After I read the Supreme Court ruling on same-sex marriage on Friday, I couldn’t stop thinking about the pending reauthorization of ESEA, newly christened the Every Child Achieves Act (ECAA).
Okay, that’s not completely true. My family, like many across America, rejoiced in the ruling itself, and not just because we have a gay child. We celebrated the wisdom of the five Justices who carefully balanced states’ rights with equal protection, exhilarated by Justice Kennedy’s pronouncement that “while the Constitution contemplates that democracy is the appropriate process for change, individuals who are harmed need not await legislative action before asserting a fundamental right.” Heck, we practically draped ourselves in American flags.
But I just can’t stop myself. The nation’s long-running debate over same-sex marriage has focused on the balance between federal “equal protection” laws (embodied in the 14th Amendment, passed in 1868 after the Civil War, and the basis of Brown v. Board of Ed, the case that dismantled racial segregation in schools) and the rights of states to set their own rules. One area of dissent over a reauthorized ESEA is the proper balance between federal oversight — equal protection of all students, regardless of state of residence — and the rights of states to decide independently how to manage chronic underperformance of schools and cohorts of students.
Consider the parallels. Justice Kennedy,writing for the majority, notes that same-sex couples have been “consigned to an instability many opposite-sex couples would find intolerable.” Just like children in chronically underperforming schools, particularly those from impoverished families, are consigned to an instability that many wealthier families would find intolerable. Same-sex couples and their children, posits Justice Kennedy, have been “denied the constellation of benefits that the States have linked to marriage.” Just like children, mostly minority ones, are denied the constellation of benefits that many non-minority children have access to through high-performing schools. The inequality and lack of access to the institution of marriage, says Justice Kennedy, has subjected to the LGBTQ community to “a grave and continuing harm.” Just like the grave and continuing harm endured by students consigned to failing schools.
The ruling cites one state’s 1971 law that legislated that “the husband is the head of the family and the wife is subject to him.” Should women, then, await state action to gain equal rights? No, the ruling says: “when new insight reveals discord between the Constitution’s central protections and a received legal stricture, a claim to liberty must be addressed.” And, while the Constitution contemplates that “democracy is the appropriate process for change, individuals who are harmed need not await legislative action before asserting a fundamental right.”

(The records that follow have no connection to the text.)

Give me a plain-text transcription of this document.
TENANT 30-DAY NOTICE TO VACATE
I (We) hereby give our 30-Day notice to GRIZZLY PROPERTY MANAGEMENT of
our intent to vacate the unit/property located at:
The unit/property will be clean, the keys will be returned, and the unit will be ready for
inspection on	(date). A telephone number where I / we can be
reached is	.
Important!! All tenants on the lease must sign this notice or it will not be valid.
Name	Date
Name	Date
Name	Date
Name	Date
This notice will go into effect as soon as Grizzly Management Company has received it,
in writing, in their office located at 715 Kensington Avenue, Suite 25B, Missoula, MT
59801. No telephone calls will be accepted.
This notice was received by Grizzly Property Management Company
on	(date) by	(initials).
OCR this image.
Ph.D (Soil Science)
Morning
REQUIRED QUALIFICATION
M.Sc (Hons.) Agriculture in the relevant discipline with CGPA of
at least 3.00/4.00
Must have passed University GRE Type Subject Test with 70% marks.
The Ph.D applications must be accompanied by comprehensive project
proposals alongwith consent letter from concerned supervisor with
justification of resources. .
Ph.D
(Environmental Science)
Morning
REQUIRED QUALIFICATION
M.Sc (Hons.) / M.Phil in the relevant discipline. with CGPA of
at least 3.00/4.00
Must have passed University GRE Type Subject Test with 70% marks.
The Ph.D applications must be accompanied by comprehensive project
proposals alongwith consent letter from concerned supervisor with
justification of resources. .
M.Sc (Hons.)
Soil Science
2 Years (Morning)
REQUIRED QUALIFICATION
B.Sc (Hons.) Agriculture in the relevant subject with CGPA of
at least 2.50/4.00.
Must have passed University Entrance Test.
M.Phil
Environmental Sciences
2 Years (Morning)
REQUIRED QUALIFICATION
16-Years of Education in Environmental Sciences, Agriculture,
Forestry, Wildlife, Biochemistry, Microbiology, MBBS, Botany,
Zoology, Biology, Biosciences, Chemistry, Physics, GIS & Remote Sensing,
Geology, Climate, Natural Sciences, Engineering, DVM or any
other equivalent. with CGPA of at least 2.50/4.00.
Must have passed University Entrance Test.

That’s the ESEA dispute in a nutshell. While the current draft requires each state to publish gaps in achievement between different groups of children (low-income, minority, special education), it completely eliminates any requirements to address the problems it identifies. States and districts would be free to ignore achievement gaps and low graduation rates while still receiving federal funds aimed at closing those gaps. Students would be denied a fundamental right while awaiting state legislative action.
It’s like same-sex marriage before Friday. The federal government was able to take certain circumscribed actions. President Obama repealed “don’t ask, don’t tell” and decided not to defend the “Defense of Marriage Act,” but no act of federal law could force state legislatures to accord gay couples access to the institution of marriage, even when certain state laws rendered to them grave and continuing harm.
It’s no accident that some of the primary advocates for a stronger federal role in education are civil rights leaders. Under the current draft of ESEA, states have to identify subgroups of children underserved by schools but they don’t actually have to do anything about it. Here they are, a state could confess: low-income children in this school district or this school demonstrate unequivocable achievement gaps. Lah di dah.
Is it federal overreach to require action? Is it a denial of states’ rights to proscribe specific forms of remediation? How long do harmed individuals — in this case, our neediest children — have to wait for state legislative action before the federal government steps in?
This s the balance that Congress weighs as we approach a vote on ESEA. The Supreme Court did the right thing on Friday. Let’s hope we celebrate Congress’s wisdom too.